The main findings are:

  1. Galaxy‑scale regulation – All models reproduce the observed stellar‑mass–halo‑mass relation (Behroozi et al. 2019), the SMBH mass–velocity‑dispersion relation (Greene et al. 2020), and lie in the quenched region of the SFR–mass diagram at z = 0. Higher CR injection efficiencies lead to stronger quenching, but even the low‑efficiency VD runs achieve regulation comparable to the CD runs because the variable diffusion enhances CR pressure in the central ISM.

  2. SMBH growth – The inclusion of CR feedback modestly affects black‑hole accretion histories. The highest‑efficiency VDHiCR run produces SMBHs ≈0.2 dex more massive than the median observational relation, yet the M_BH–σ correlation remains intact.

  3. Circumgalactic medium (CGM) diversity – Despite similar bulk galaxy properties, the CGM differs dramatically across models. Radial profiles of gas temperature, density, metallicity, and CR energy density vary by 1–2 dex between low‑efficiency (VDLoCR) and high‑efficiency (VDHiCR) runs. In the latter, CR pressure inflates the halo, lowering temperatures below 10⁶ K and boosting high‑ion column densities (e.g., O VI, Ne VIII).
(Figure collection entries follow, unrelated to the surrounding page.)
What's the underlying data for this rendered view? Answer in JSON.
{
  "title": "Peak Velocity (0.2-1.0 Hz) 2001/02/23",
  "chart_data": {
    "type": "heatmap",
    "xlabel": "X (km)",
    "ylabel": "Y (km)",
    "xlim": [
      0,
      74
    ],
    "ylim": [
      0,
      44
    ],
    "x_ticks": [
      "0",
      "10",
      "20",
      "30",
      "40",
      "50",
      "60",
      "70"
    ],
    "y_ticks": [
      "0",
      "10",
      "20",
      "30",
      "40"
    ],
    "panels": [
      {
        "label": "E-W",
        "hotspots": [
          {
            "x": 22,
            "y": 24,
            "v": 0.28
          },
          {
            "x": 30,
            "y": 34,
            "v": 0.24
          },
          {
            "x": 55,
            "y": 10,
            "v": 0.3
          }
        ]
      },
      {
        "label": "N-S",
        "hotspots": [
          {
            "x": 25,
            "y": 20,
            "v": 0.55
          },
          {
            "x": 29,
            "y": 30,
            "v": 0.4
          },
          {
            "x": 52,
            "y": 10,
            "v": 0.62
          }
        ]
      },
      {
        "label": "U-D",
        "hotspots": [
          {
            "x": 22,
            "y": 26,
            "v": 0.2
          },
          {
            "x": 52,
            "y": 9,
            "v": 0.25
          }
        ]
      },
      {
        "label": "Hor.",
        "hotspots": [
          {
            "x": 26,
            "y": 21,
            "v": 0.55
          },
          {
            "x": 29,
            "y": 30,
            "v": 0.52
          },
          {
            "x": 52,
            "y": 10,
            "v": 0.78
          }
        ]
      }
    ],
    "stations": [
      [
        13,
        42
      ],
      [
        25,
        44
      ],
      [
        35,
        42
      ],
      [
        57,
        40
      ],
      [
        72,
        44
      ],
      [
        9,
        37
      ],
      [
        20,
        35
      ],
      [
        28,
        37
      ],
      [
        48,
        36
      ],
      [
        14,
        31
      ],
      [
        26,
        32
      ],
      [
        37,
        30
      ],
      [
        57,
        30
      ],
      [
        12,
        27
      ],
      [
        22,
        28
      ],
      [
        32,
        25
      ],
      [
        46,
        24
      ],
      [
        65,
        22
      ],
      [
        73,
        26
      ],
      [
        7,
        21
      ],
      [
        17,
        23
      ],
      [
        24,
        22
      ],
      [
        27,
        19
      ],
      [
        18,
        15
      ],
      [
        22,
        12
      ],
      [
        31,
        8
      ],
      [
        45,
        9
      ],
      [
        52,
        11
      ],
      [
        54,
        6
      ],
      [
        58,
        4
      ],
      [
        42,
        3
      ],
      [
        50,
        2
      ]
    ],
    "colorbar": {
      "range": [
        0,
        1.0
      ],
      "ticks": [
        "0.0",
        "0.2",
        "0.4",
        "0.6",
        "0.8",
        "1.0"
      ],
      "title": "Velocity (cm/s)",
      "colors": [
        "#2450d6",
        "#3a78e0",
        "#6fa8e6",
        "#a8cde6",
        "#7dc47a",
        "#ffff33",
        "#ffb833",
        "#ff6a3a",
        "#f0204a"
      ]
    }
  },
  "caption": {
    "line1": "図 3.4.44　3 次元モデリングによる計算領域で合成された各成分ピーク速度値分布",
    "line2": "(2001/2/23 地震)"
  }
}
The CD models, with higher diffusion, retain hotter, denser CGM.

  4. Observational signatures – The authors predict distinct multi‑wavelength diagnostics: UV absorption lines (O VI, C IV, Mg II) show strong dependence on CR efficiency; soft X‑ray surface brightness (0.5–2 keV) is reduced by up to 0.3 dex in CR‑rich halos; the thermal Sunyaev‑Zel’dovich signal is modestly suppressed (~10 %) because part of the pressure support is non‑thermal CR pressure. These differences provide a pathway to discriminate between CR transport models using current (HST/COS, XMM‑Newton, Chandra) and upcoming (XRISM, Athena, eROSITA) facilities.

  5. Implications and future work – The study demonstrates that AGN‑driven CRs are sufficient to quench massive galaxies while simultaneously reshaping the CGM. However, the CR transport physics remains highly uncertain; the two prescriptions used bracket plausible extremes but do not capture the full complexity of MHD turbulence and wave‑particle interactions in low‑density halos. Further progress will require (i) a broader simulation suite covering diverse environments (cluster cores, field galaxies), (ii) more realistic CR acceleration spectra tied to jet physics, and (iii) a tight coupling between synthetic observations and real data to constrain the “micro‑physics” (diffusion coefficients, streaming speeds, scattering rates).

In conclusion, the paper provides compelling evidence that CR feedback from AGN can simultaneously satisfy galaxy‑scale quenching constraints and generate observable CGM signatures that differ by orders of magnitude. Multi‑wavelength observations of the CGM thus represent a powerful probe of the otherwise hidden CR‑AGN feedback channel, opening a new avenue for testing galaxy formation models.